Allan Ryan, Jr. was a long-time adjunct professor at Boston College Law School, a tireless advocate for victims of the Holocaust, and, to his friend Professor Mark Brodin, “the most delightful person.” Ryan passed away on January 26 at his home in Norwell, Mass. He was 77.
A native of Cambridge, Mass., Ryan graduated from Dartmouth College and the University of Minnesota Law School. A clerk to Supreme Court Justice Byron White, he then served as a captain in the Marine Corps. His daughter Elisabeth Ryan ’06 said he was proud of his military service and loved reconnecting with veterans and active-duty military students at BC Law.

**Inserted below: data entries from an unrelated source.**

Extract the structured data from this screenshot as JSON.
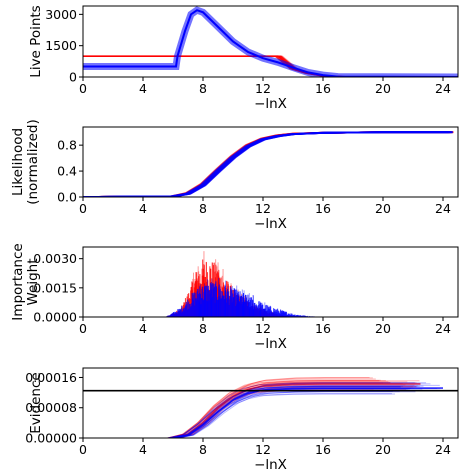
{
  "colors": {
    "red": "#ff0000",
    "blue": "#0000ff",
    "black": "#000000"
  },
  "chart_data": [
    {
      "type": "line",
      "ylabel": "Live Points",
      "xlabel": "−lnX",
      "xlim": [
        0,
        25
      ],
      "ylim": [
        0,
        3400
      ],
      "xticks": [
        0,
        4,
        8,
        12,
        16,
        20,
        24
      ],
      "xtick_labels": [
        "0",
        "4",
        "8",
        "12",
        "16",
        "20",
        "24"
      ],
      "yticks": [
        0,
        1500,
        3000
      ],
      "ytick_labels": [
        "0",
        "1500",
        "3000"
      ],
      "series": [
        {
          "color": "#ff0000",
          "x": [
            0,
            13.0,
            13.5,
            14.0,
            15.0,
            16.0,
            17.5,
            25.0
          ],
          "y": [
            1000,
            1000,
            700,
            400,
            180,
            60,
            10,
            0
          ]
        },
        {
          "color": "#0000ff",
          "x": [
            0,
            6.2,
            6.3,
            6.8,
            7.2,
            7.6,
            8.0,
            9.0,
            10.0,
            11.0,
            12.0,
            13.0,
            14.0,
            15.0,
            16.0,
            17.0,
            25.0
          ],
          "y": [
            500,
            500,
            1000,
            2200,
            3000,
            3200,
            3100,
            2400,
            1700,
            1200,
            900,
            700,
            450,
            220,
            90,
            20,
            0
          ]
        }
      ]
    },
    {
      "type": "line",
      "ylabel": "Likelihood\n(normalized)",
      "xlabel": "−lnX",
      "xlim": [
        0,
        25
      ],
      "ylim": [
        0,
        1.08
      ],
      "xticks": [
        0,
        4,
        8,
        12,
        16,
        20,
        24
      ],
      "xtick_labels": [
        "0",
        "4",
        "8",
        "12",
        "16",
        "20",
        "24"
      ],
      "yticks": [
        0.0,
        0.4,
        0.8
      ],
      "ytick_labels": [
        "0.0",
        "0.4",
        "0.8"
      ],
      "series": [
        {
          "color": "#ff0000",
          "x": [
            0,
            6.0,
            7.0,
            8.0,
            9.0,
            10.0,
            11.0,
            12.0,
            13.0,
            14.0,
            16.0,
            20.0,
            24.5
          ],
          "y": [
            0,
            0.01,
            0.06,
            0.2,
            0.42,
            0.63,
            0.8,
            0.9,
            0.95,
            0.975,
            0.99,
            1.0,
            1.0
          ]
        },
        {
          "color": "#0000ff",
          "x": [
            0,
            6.0,
            7.0,
            8.0,
            9.0,
            10.0,
            11.0,
            12.0,
            13.0,
            14.0,
            16.0,
            20.0,
            24.5
          ],
          "y": [
            0,
            0.01,
            0.05,
            0.18,
            0.4,
            0.61,
            0.78,
            0.89,
            0.94,
            0.97,
            0.99,
            1.0,
            1.0
          ]
        }
      ]
    },
    {
      "type": "area",
      "ylabel": "Importance\nWeight",
      "xlabel": "−lnX",
      "xlim": [
        0,
        25
      ],
      "ylim": [
        0,
        0.0036
      ],
      "xticks": [
        0,
        4,
        8,
        12,
        16,
        20,
        24
      ],
      "xtick_labels": [
        "0",
        "4",
        "8",
        "12",
        "16",
        "20",
        "24"
      ],
      "yticks": [
        0,
        0.0015,
        0.003
      ],
      "ytick_labels": [
        "0.0000",
        "0.0015",
        "0.0030"
      ],
      "series": [
        {
          "color": "#ff0000",
          "x": [
            5.5,
            6.5,
            7.0,
            7.5,
            8.0,
            8.5,
            9.0,
            9.5,
            10.0,
            11.0,
            12.0,
            13.0,
            14.0
          ],
          "y": [
            0,
            0.0003,
            0.0009,
            0.0016,
            0.0021,
            0.0021,
            0.0018,
            0.0014,
            0.001,
            0.0006,
            0.0003,
            0.0001,
            0
          ]
        },
        {
          "color": "#0000ff",
          "x": [
            5.5,
            6.5,
            7.0,
            7.5,
            8.0,
            8.5,
            9.0,
            10.0,
            11.0,
            12.0,
            13.0,
            14.0,
            15.0,
            16.0
          ],
          "y": [
            0,
            0.00035,
            0.0007,
            0.001,
            0.0012,
            0.0013,
            0.00125,
            0.00105,
            0.0008,
            0.0005,
            0.0003,
            0.00012,
            4e-05,
            0
          ]
        }
      ]
    },
    {
      "type": "line",
      "ylabel": "Evidence",
      "xlabel": "−lnX",
      "xlim": [
        0,
        25
      ],
      "ylim": [
        0,
        0.000185
      ],
      "xticks": [
        0,
        4,
        8,
        12,
        16,
        20,
        24
      ],
      "xtick_labels": [
        "0",
        "4",
        "8",
        "12",
        "16",
        "20",
        "24"
      ],
      "yticks": [
        0,
        8e-05,
        0.00016
      ],
      "ytick_labels": [
        "0.00000",
        "0.00008",
        "0.00016"
      ],
      "reference_line": {
        "y": 0.000125,
        "color": "#000000"
      },
      "series": [
        {
          "color": "#ff0000",
          "x": [
            6.0,
            7.0,
            8.0,
            9.0,
            10.0,
            11.0,
            12.0,
            14.0,
            16.0,
            20.0,
            22.5
          ],
          "y": [
            0,
            1e-05,
            4e-05,
            8e-05,
            0.00011,
            0.000128,
            0.000137,
            0.000142,
            0.000143,
            0.000143,
            0.000143
          ]
        },
        {
          "color": "#0000ff",
          "x": [
            6.0,
            7.0,
            8.0,
            9.0,
            10.0,
            11.0,
            12.0,
            14.0,
            16.0,
            20.0,
            24.0
          ],
          "y": [
            0,
            8e-06,
            3.5e-05,
            7e-05,
            0.0001,
            0.000118,
            0.000127,
            0.000131,
            0.000132,
            0.000132,
            0.000132
          ]
        }
      ]
    }
  ]
}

Starting in 1980, Ryan worked for the Office of Special Investigations at the Department of Justice tracking down Nazis who, fleeing prosecution in Germany, settled in the United States. His work helped deport war criminals to face prosecution in their home countries for their role in the Holocaust.
Those accomplishments set him up as a giant in the field of Holocaust prosecution, history, and scholarship. He brought world-class expertise to the Law School, where he taught generations of law students the law of war from 1990 to 2019. It was this teaching, Elisabeth Ryan said, that was the highlight of his life. “He loved teaching.”
Brodin said that Ryan’s students were “inspired and engaged in the work around the Holocaust, inspired by his legacy.” Such was Ryan’s goal; he wanted to bring his experience prosecuting these crimes to new generations of students.
His daughter said of her time at BC Law when Ryan was a professor: “Everyone who took his class loved his class, including my classmates. I’m proud he taught there.”